Derrière les barreaux du néolibéralisme

Bernard E. Harcourt, directeur du Département de sciences politiques de l’Université de Chicago, vient de publier The Illusion of Free Markets. Punishment and the Myth of Natural Order, Cambridge, Harvard University, 2011.À l’occasion de la sortie de ce livre, le Département de sciences sociales de l’ENS Ulm a organisé le 4 mars 2011, par l’intermédiaire de Corentin Durand, un débat auquel participaient, outre l’auteur, Laurent Bonelli (GAP, Paris X Nanterre), Claire Lemercier (CSO, Sciences Po) et David Spector (PSE, ENS).

Intéressant aussi bien les sociologues de la délinquance, les économistes, les philosophes et les historiens de la prison, cet ouvrage fait ici l’objet de quatre lectures différentes, suivies d’une réponse de Bernard E. Harcourt :

Aux États-Unis, aujourd’hui, un adulte sur cent est en prison. Aux États-Unis aussi, la liberté du marché est largement considérée comme le meilleur système pour distribuer efficacement les ressources. La juxtaposition de ces deux constats bien connus peut paraître incongrue. C’est néanmoins à démontrer son bien-fondé que s’attelle dans son dernier ouvrage Bernard E. Harcourt, professeur de droit et de sciences politiques à l’Université de Chicago.

Ce travail vient ainsi enrichir les nombreux travaux consacrés depuis les années 1970 au phénomène de l’incarcération de masse aux États-Unis, que l’auteur inscrit dans le mouvement plus large de la « pénalité néolibérale [1] ». Dans des travaux précédents, l’incarcération de masse a été rattachée à une nouvelle forme de gestion de la misère et des inégalités raciales [2], à l’affaiblissement de l’idéal réhabilitatif au profit d’une « culture du contrôle [3] », ou encore au développement de nouvelles techniques de gouvernement instrumentalisant la peur du crime [4]. The Illusion of Free Markets prend acte de ces explications et propose de les augmenter d’une nouvelle perspective, dont l’ambition dépasse largement la sphère pénale.

Selon l’auteur, l’incarcération de masse et l’illusion du marché libre relèvent d’un même environnement idéologique, dont la clé de voûte est le mythe de l’ordre naturel. Son truchement permet l’articulation d’injonctions différentielles adressées par l’économie libérale à l’État : se tenir à distance de la sphère économique et intervenir sans faiblesse dans la sphère pénale.
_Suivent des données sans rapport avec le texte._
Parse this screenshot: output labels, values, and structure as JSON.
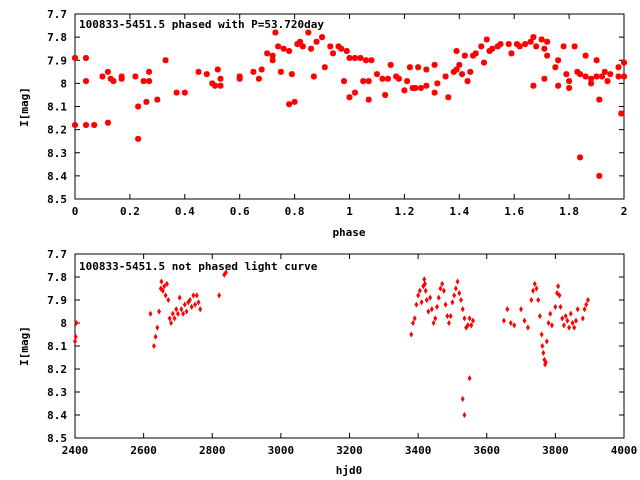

Pour en finir avec les fictions de liberté et de discipline

L’ouvrage s’ouvre sur la discussion minutieuse de deux cas, considérés comme paradigmatiques des catégories de marché régulé et de marché libre, la police des grains dans le Paris du XVIIIe et le Chicago Board of Trade en 1996. Conversant notamment avec les travaux de Michel Foucault [5], l’auteur met en évidence le caractère anodin des interventions de la police des grains – qui concernent essentiellement des infractions de non balayage du trottoir devant les échoppes – et les règles strictes qui régissent les échanges au sein du Chicago Board of Trade. Cette démonstration convaincante permet à l’auteur d’affirmer que toutes les organisations économiques possèdent un système de régulation, de structure comparable, dont il convient d’analyser les dispositions hors des catégories « trompeuses et vides » (« misleading and empty », p. 25) de « liberté » et de « discipline ».

Par conséquent, il est nécessaire de comprendre comment ces catégories se sont imposées comme des référents incontournables pour penser les organisations économiques. Plus encore, c’est la performativité de ces catégories qui pose question : « Qu’est-ce qui a rendu possible cette vision du monde ? À quel prix ? C’est-à-dire, quelles sont les conséquences du fait de regarder le monde au travers de ces catégories [6] ? » (p. 26). La réponse à ces questions passe par une analyse généalogique de la notion d’« ordre naturel », qui soutient l’environnement idéologique facilitant, d’une part, le développement de la sphère pénale et, d’autre part, la naturalisation de la distribution des richesses dans la société américaine – conséquence certes moins nouvelle, et donc moins étudiée dans l’ouvrage, mais non moins importante.

De l’ordre naturel à la sanction des « déréglés »

Bernard Harcourt situe l’introduction du concept d’ordre naturel en économie au milieu du XVIIIe siècle, dans les travaux des physiocrates, et notamment de François Quesnay. Chez cet auteur, la notion d’ordre naturel vient concilier une vision déterministe de l’économie – dont il propose une modélisation au sein d’un circuit fermé – et l’affirmation de la liberté individuelle – qui ne doit pas être limitée par l’État. Les individus, en suivant librement leur intérêt naturel, participent à un ordre économique déterminé, qui obéit aux lois de la nature.